An In-Depth Look at Yeast Evolution Suggests Theoretical Models Need Updating

The results of adaptive evolution can be seen throughout the natural world, from zebra stripes to camouflage in moth wings, but the events that lead to adaptations are often impossible to track. A study published on November 13 in Nature* presents a breakthrough. Harvard scientists marked yeast with barcodes and tracked their progeny in an evolution experiment that lasted 1000 generations. While the course that evolution took in this experiment generally agreed with existing theoretical models, certain events in the evolutionary process turned out to be more important than previously thought.

Although all organisms evolve, when it comes to studying evolutionary processes in the lab, single-celled microorganisms are easiest to work with. The authors of this study used yeast, a single-celled model organism that reproduces by budding. In laboratory yeast evolution experiments, the yeast jostle for survival in a test tube. As they grow and reproduce, they accumulate mutations, some of which affect how well they grow. A yeast ancestor and its progeny form a lineage. Over time, some yeast lineages take over while others die out.

DNA Barcoding

To keep track of the evolution going on in test tubes, researchers must be able to keep track of the yeast. This can be challenging from a technical standpoint, given that microbial evolution experiments can involve millions of cells and thousands of generations. In this study, the authors overcame these difficulties by improving upon an existing technique. They used DNA barcoding, in which unique identifying sequences are inserted into an organism’s DNA. The authors designed an updated version of this technique, adding a new barcode sequence into each yeast every 100 generations. After hundreds of generations, each yeast in the experiment contained a series of barcodes, arranged one after the other, in a single location in its DNA.  

The Travelling Wave

This reneweable barcoding technique is powerful. Through it, the yeast lineages could be divided more finely into sublineages. When some yeast got mutations that made them more successful, the increasing numbers of yeast in those sublineages could be tracked by their corresponding series of barcodes. Upon analyzing the data, the authors generally saw what evolutionary theory predicts for such an experiment: some yeast gained beneficial mutations and formed successful sublineages while other yeast lineages died out; however, the average overall fitness of the yeast in the experiment increased with every generation. This phenomenon is known as “the travelling wave” – the idea that fitness (represented by a bell-like curve) travels along an axis in the direction of increasing fitness.

Leapfrogging yeast disrupt the travelling wave.

While their results largely support this model, the authors did notice one surprising thing. Organisms are predicted to gain fitness gradually – the positive effects of beneficial mutations stack onto those of existing beneficial mutations. Sometimes, however, an event called “leapfrogging” can occur. In leapfrogging, a lineage will get a mutation that suddenly makes it much fitter, causing its fitness to “leapfrog” over that of other, previously fitter, lineages. These events weren’t thought to be very important, but in this experiment they happened regularly. A mutation would appear in a lineage, creating a sublineage, and within a few generations, yeast from that sublineage would make up a significant proportion of the test tube’s population. Contrary to what is predicted by the usual travelling wave model, in this experiment, small numbers of mutations had big impacts.

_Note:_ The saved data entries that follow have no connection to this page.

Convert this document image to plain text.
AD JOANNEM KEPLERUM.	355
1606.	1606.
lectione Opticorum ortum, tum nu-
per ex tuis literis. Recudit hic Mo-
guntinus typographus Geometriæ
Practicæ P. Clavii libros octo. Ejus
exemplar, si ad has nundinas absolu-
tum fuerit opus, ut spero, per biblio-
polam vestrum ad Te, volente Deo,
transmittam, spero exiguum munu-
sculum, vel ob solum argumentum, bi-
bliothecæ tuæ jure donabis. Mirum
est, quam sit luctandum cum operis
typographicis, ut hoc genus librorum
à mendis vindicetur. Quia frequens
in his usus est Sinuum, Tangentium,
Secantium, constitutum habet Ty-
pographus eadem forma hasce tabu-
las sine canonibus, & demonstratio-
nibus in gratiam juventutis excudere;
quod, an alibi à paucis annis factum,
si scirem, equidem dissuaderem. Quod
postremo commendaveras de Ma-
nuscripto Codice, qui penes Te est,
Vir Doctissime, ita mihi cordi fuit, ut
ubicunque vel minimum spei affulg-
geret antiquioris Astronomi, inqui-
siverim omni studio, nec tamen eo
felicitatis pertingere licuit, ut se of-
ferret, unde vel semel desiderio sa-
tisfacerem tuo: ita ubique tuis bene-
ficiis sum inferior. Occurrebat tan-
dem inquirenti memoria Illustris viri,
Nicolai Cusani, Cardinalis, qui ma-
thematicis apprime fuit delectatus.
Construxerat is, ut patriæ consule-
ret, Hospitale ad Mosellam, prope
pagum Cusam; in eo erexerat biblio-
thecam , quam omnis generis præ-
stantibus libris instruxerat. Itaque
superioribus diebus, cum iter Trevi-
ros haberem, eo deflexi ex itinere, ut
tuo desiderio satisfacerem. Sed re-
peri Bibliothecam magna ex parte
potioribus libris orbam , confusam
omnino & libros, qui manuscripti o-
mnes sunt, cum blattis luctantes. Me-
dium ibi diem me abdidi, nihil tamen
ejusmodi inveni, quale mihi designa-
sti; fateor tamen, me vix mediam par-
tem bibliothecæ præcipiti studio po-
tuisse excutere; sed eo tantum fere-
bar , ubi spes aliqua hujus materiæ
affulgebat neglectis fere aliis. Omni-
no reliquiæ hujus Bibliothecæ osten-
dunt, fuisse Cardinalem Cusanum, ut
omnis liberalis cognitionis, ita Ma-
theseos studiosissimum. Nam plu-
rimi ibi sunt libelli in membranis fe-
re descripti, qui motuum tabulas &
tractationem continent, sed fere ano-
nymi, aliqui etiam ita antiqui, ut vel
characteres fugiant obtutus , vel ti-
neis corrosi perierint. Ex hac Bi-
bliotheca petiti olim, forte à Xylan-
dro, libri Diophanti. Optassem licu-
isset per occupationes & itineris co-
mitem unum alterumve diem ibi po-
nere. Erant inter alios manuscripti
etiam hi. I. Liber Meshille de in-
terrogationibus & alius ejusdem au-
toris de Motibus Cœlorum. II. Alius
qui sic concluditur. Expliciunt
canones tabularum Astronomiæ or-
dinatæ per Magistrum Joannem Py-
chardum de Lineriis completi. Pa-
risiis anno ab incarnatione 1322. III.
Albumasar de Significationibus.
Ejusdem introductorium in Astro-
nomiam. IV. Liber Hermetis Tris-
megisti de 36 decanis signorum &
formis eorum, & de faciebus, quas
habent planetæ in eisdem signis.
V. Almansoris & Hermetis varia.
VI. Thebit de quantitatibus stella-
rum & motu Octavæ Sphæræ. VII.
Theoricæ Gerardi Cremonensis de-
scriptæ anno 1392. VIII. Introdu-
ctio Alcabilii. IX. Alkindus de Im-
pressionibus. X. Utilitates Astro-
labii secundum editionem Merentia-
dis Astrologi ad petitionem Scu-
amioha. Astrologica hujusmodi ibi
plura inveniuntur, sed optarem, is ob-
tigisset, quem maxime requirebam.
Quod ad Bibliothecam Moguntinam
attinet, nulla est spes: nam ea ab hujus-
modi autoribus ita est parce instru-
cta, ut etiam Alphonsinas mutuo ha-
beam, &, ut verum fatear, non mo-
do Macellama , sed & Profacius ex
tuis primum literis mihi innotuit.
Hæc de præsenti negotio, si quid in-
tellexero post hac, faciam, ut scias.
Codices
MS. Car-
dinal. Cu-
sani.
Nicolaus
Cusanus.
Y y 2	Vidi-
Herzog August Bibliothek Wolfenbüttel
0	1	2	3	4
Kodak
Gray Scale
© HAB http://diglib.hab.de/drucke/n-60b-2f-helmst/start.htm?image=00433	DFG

In the future, the renewable barcoding technique can be applied to answer a variety of questions. For example, to test the effects of mutations that are predicted to affect an organism’s ability to adapt. Overall, this experiment shows that there is more to learn about evolutionary processes, and that new technology can help.

Link to paper: “High-resolution lineage tracking reveals travelling wave of adaptation in laboratory yeast” https://www.nature.com/articles/s41586-019-1749-3#Sec9

*In the spirit of declaring conflicts of interest, my partner is the lead author.